El informe

 

El ciudadano no se involucra. Manes de aquellos excesos, hoy sustituidos por otros


Hasta los años ochenta, el Informe presidencial era esperado con ansia por estudiantes y burócratas, pues era un día inhábil. Su contenido no importaba, su trascendencia consistía en agregar un día más de ocio al ya de suyo feriado septiembre. Al día siguiente no había nota capaz de competir las 8 columnas y el espacio electrónico a dicha efeméride. Las loas al mandatario no conocían límite, Enrique Loubet Jr., legendario periodista de aquel Excélsior, afirmaba que la edición del año respectivo podía ser una copia exacta de la del anterior, nadie se daría cuenta, pues los datos del estado de la administración no eran prioridad, lo importante era sumarse a la cauda del cometa del mandatario en turno.

Se daba cuenta detallada del menú del desayuno, de los trajes lucidos por su esposa e hijos, de detalles propios vueltos ritual en su sexenio, como la bendición de doña Cuquita y la sobada de panza a Ixchel, diosa maya de la fertilidad, por parte de López Portillo, o el discurso previo, tanto o más extenso que el Informe, de Echeverría. Era el día del Presidente, la cumbre de su sacrificio por la Patria, coronado por un desfile en carro descubierto, donde se le cubría de papel picado y recibía el agradecimiento, siempre espontáneo, del pueblo sencillo bendecido por su esfuerzo. El tiempo se llevó esos usos.
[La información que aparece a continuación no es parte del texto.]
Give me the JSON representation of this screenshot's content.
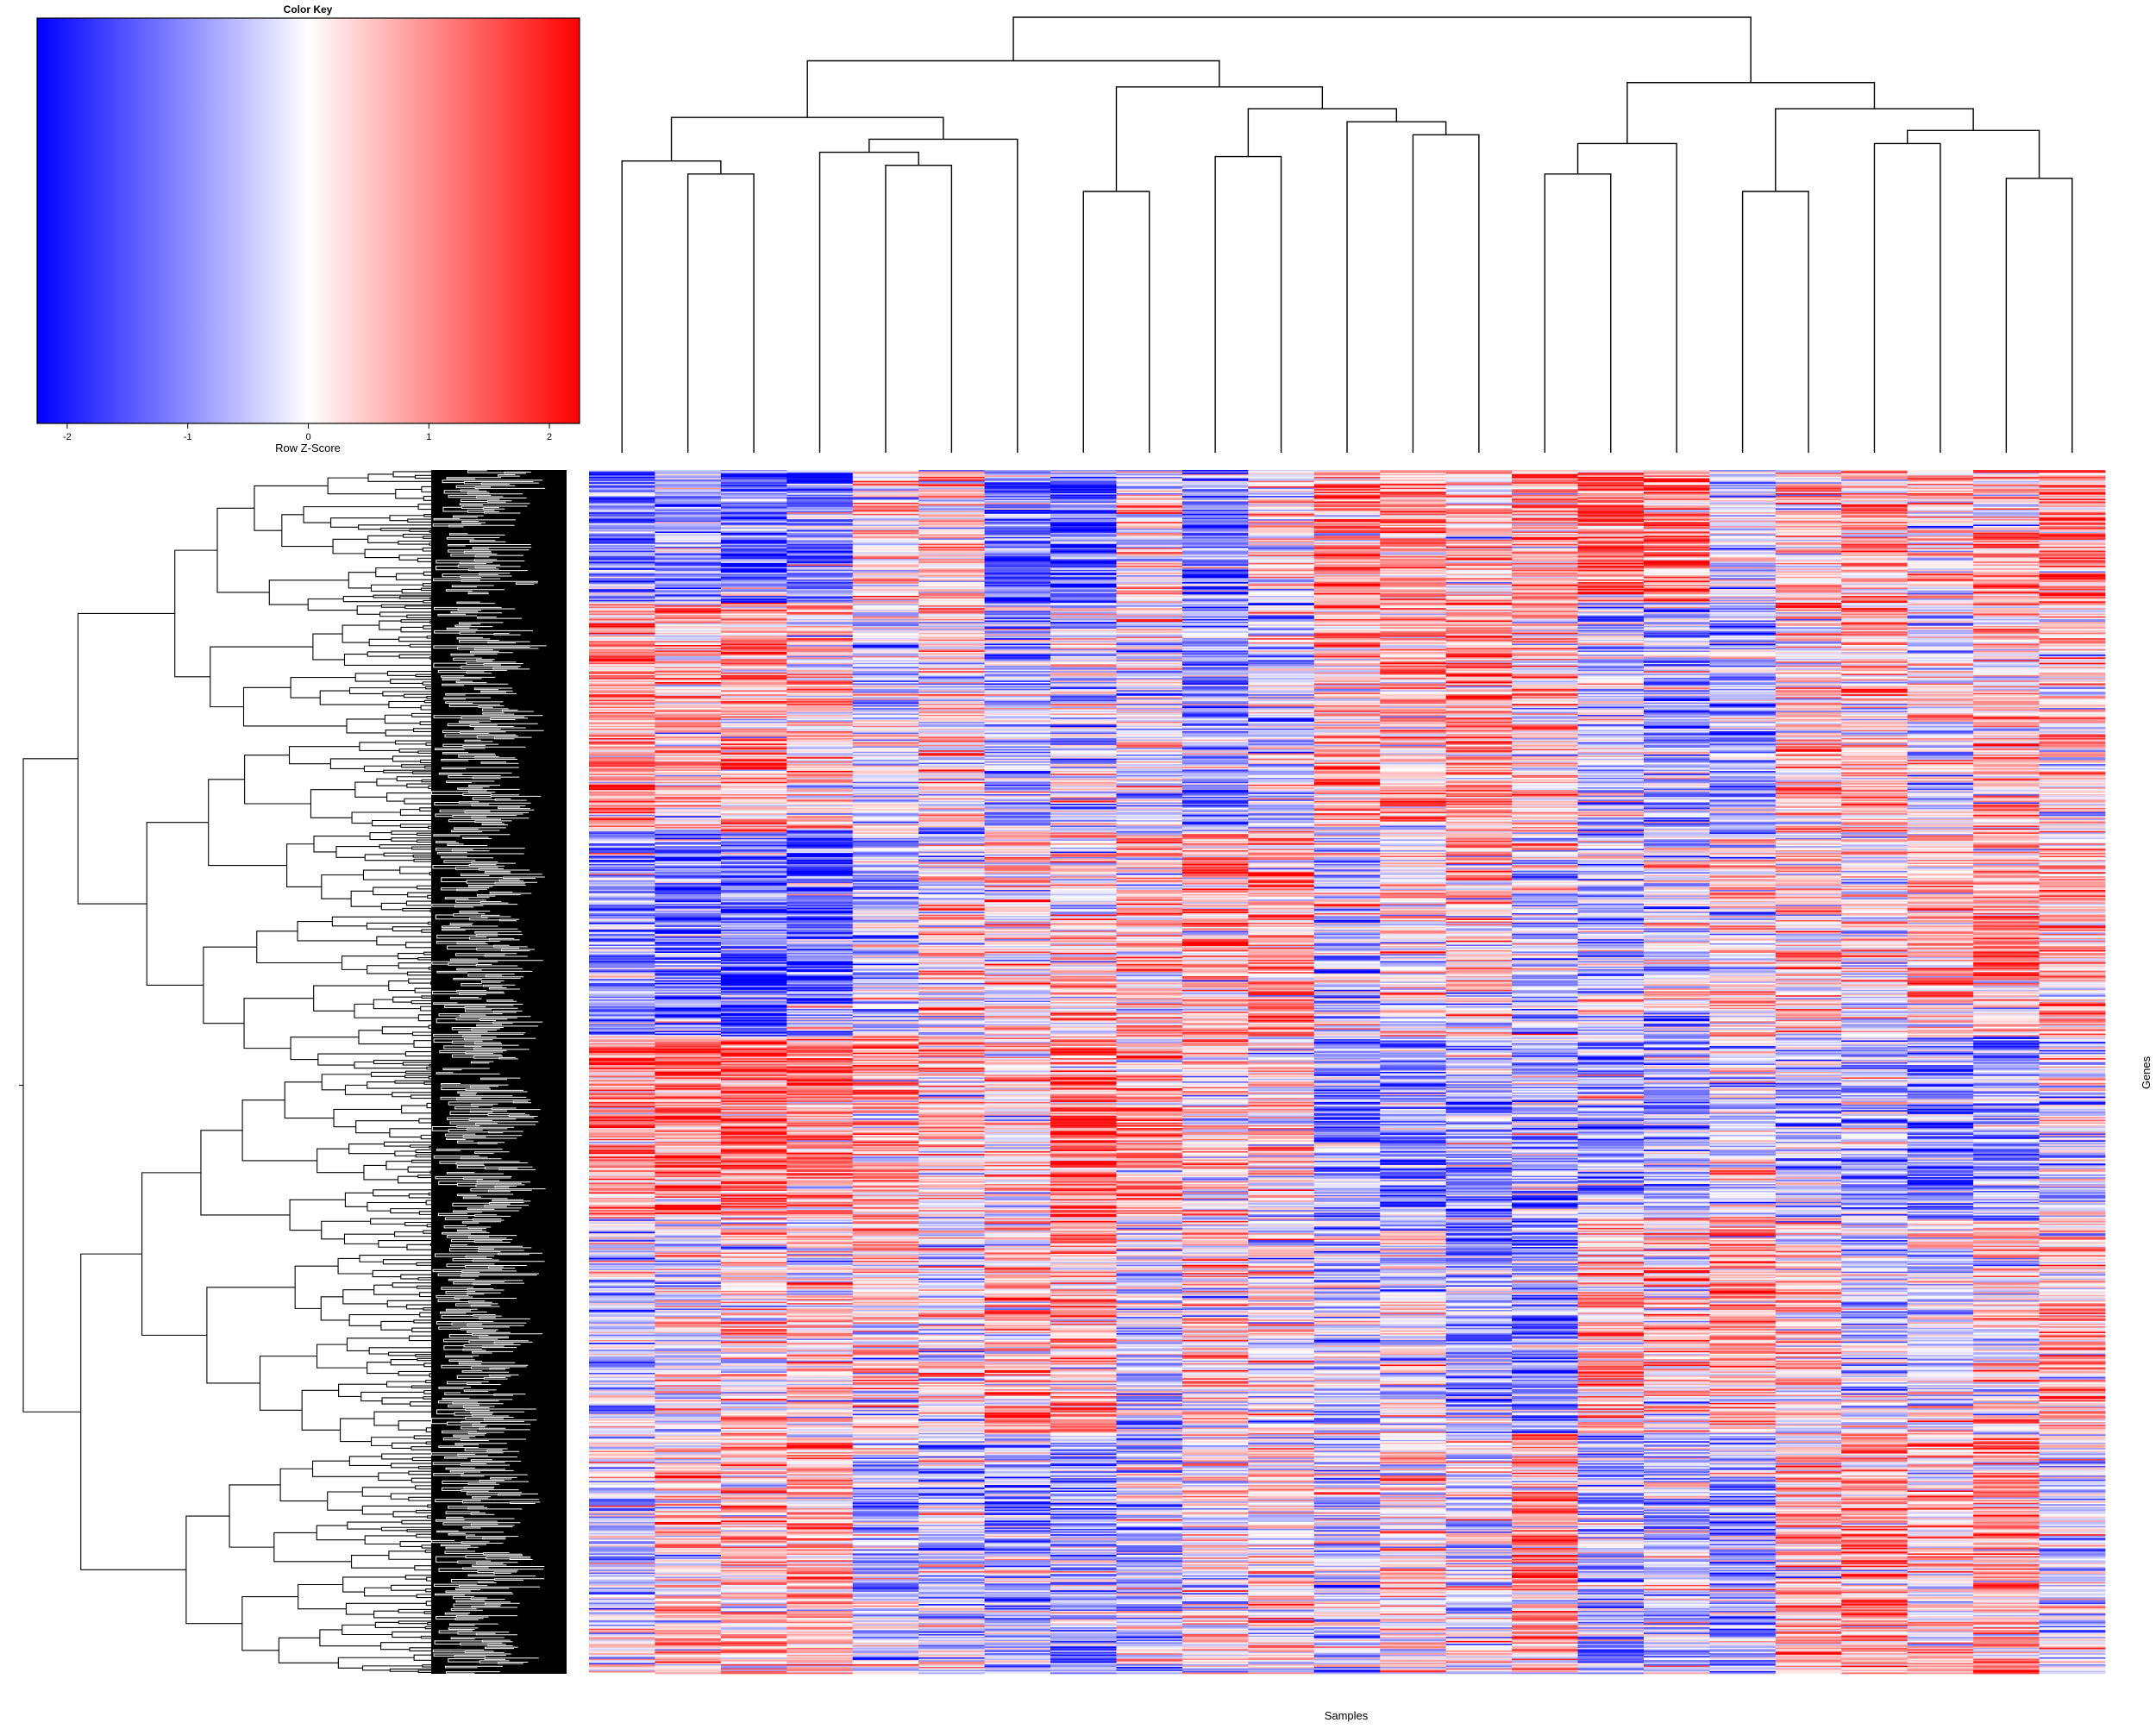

Muñoz Ledo introdujo el cuestionamiento durante la liturgia, sacrilegio impensado entonces, y De la Madrid vio irse, impotente, el endiosamiento del tlatoani.

Se hizo un favor, sin saberlo, a los mandatarios subsecuentes. Los libraron del cuestionamiento de una representación plural, no atada a la disciplina monolítica de aquel partido único. Hoy el tema es de auditorios seleccionados.

El ciudadano no se involucra. Manes de aquellos excesos, hoy sustituidos por otros.